Guy: "How many people believe in ghosts?"

About 60 hands go up.

"How many have seen a ghost.?"

About 15 hands go up.

"How many have of you have spoken to a ghost?"

3 hands go up.

"How many have had sex with a ghost?"

One hand goes up, Abdul right at the back.

Guy says to Abdul, "I have been doing this for over 40 years and you are the first that has claimed to have had sex with a ghost. Please can you explain?"

Abdul says, "Sorry, I couldn't hear you properly at the back, I thought you said a goat."

JasonH:
Celibacy can be a choice in life,
or a condition imposed by circumstances.

While attending a Marriage Weekend,
Brian and his wife, Lizzy, listened to the instructor declare,
'It is essential that husbands and wives know
the things that are important to each other.'
He then addressed the men,
'Can you name and describe your wife's favourite flower?'

Brian leaned over, touched Lizzy's arm gently,
and whispered, "Homepride, isn't it ?"

And thus began Brian's life of celibacy.​

JasonH:
A Russian and an Irish wrestler were set to square off for the Olympic gold medal. Before the final match, the Irish wrestler's trainer came to him and said 'Now, don't forget all the research we've done on this Russian. He's never lost a match because of this 'pretzel' hold he has. Whatever you do, do not let him get you in that hold! If he does, you're finished.'

The Irishman nodded in acknowledgement.

As the match started, the Irishman and the Russian circled each other several times, looking for an opening.

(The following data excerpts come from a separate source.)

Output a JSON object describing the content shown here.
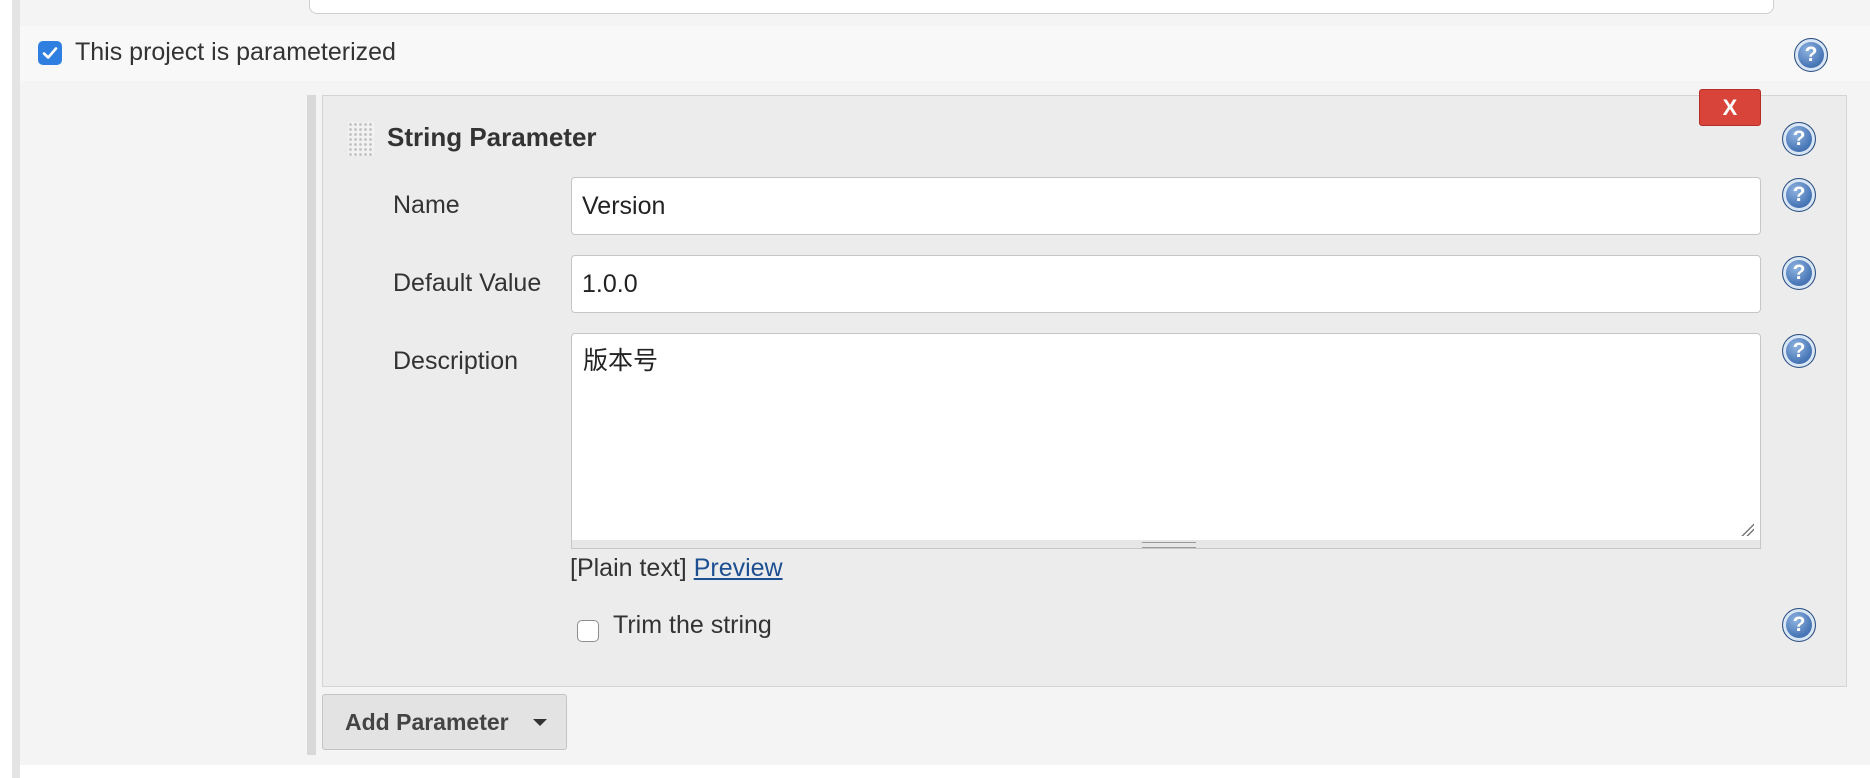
{
  "parameterized": {
    "label": "This project is parameterized",
    "checked": true
  },
  "parameter": {
    "title": "String Parameter",
    "delete_label": "X",
    "fields": {
      "name": {
        "label": "Name",
        "value": "Version"
      },
      "default_value": {
        "label": "Default Value",
        "value": "1.0.0"
      },
      "description": {
        "label": "Description",
        "value": "版本号"
      }
    },
    "markup": {
      "mode": "[Plain text]",
      "preview_link": "Preview"
    },
    "trim": {
      "label": "Trim the string",
      "checked": false
    }
  },
  "add_parameter": {
    "label": "Add Parameter"
  },
  "help_glyph": "?",
  "colors": {
    "checkbox_accent": "#2f7fe0",
    "delete_button": "#d9443a",
    "link": "#1d4f91"
  }
}
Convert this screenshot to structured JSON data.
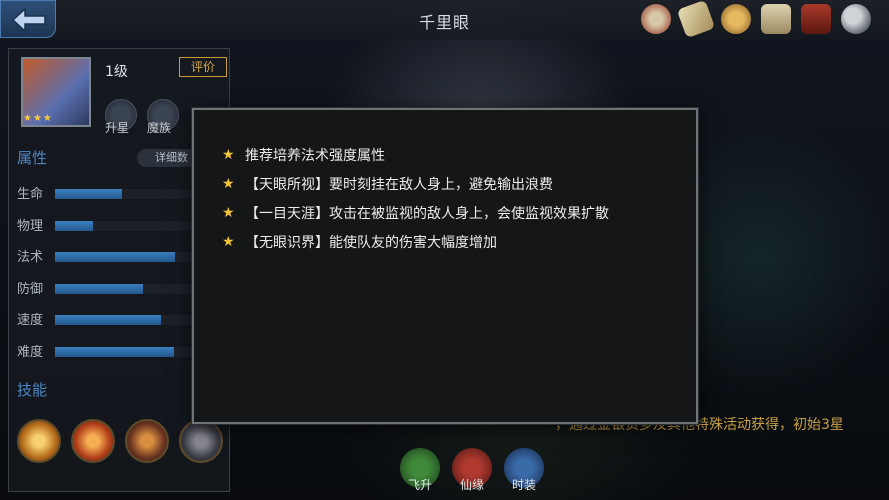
{
  "header": {
    "title": "千里眼",
    "back_icon": "back-arrow-icon"
  },
  "toolbar_icons": [
    "compass-icon",
    "scroll-icon",
    "coin-icon",
    "map-icon",
    "book-icon",
    "magnifier-icon"
  ],
  "hero": {
    "level": "1级",
    "rate_label": "评价",
    "stars": "★★★",
    "upgrade_label": "升星",
    "faction_label": "魔族"
  },
  "attributes": {
    "title": "属性",
    "detail_label": "详细数",
    "items": [
      {
        "label": "生命",
        "value": 0.48
      },
      {
        "label": "物理",
        "value": 0.27
      },
      {
        "label": "法术",
        "value": 0.86
      },
      {
        "label": "防御",
        "value": 0.63
      },
      {
        "label": "速度",
        "value": 0.76
      },
      {
        "label": "难度",
        "value": 0.85
      }
    ]
  },
  "skills": {
    "title": "技能"
  },
  "bottom": {
    "note": "，通过金银货多及其他特殊活动获得，初始3星",
    "buttons": [
      "飞升",
      "仙缘",
      "时装"
    ]
  },
  "tips": [
    "推荐培养法术强度属性",
    "【天眼所视】要时刻挂在敌人身上，避免输出浪费",
    "【一目天涯】攻击在被监视的敌人身上，会使监视效果扩散",
    "【无眼识界】能使队友的伤害大幅度增加"
  ],
  "colors": {
    "star": "#f2c43a",
    "section": "#4d86c5",
    "accent": "#c9a046"
  }
}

All of a sudden, the Russian lunged forward, grabbing the Irishman and wrapping him up in the dreaded pretzel hold. A sigh of disappointment arose from the crowd and the trainer buried his face in his hands, for he knew all was lost. He couldn't watch the inevitable happen.

Suddenly, there was a Long, High Pitched Scream, then a cheer from the crowd and the trainer raised his eyes just in time to watch the Russian go flying up in the air. His back hit the mat with a thud and the Irishman collapsed on top of him, making the pin and winning the match.

The trainer was astounded. When he finally got his wrestler alone, he asked 'How did you ever get out of that hold? No one has ever done it before!'

The wrestler answered 'Well, I was ready to give up when he got me in that hold but at the last moment, I opened my eyes and saw this pair of testicles right in front of my face. I had nothing to lose so with my last ounce of strength, I stretched out my neck and bit those babies just as hard as I could.'

The trainer exclaimed 'That's what finished him off?


'Not really. You'd be amazed how strong you get when you bite your own nuts.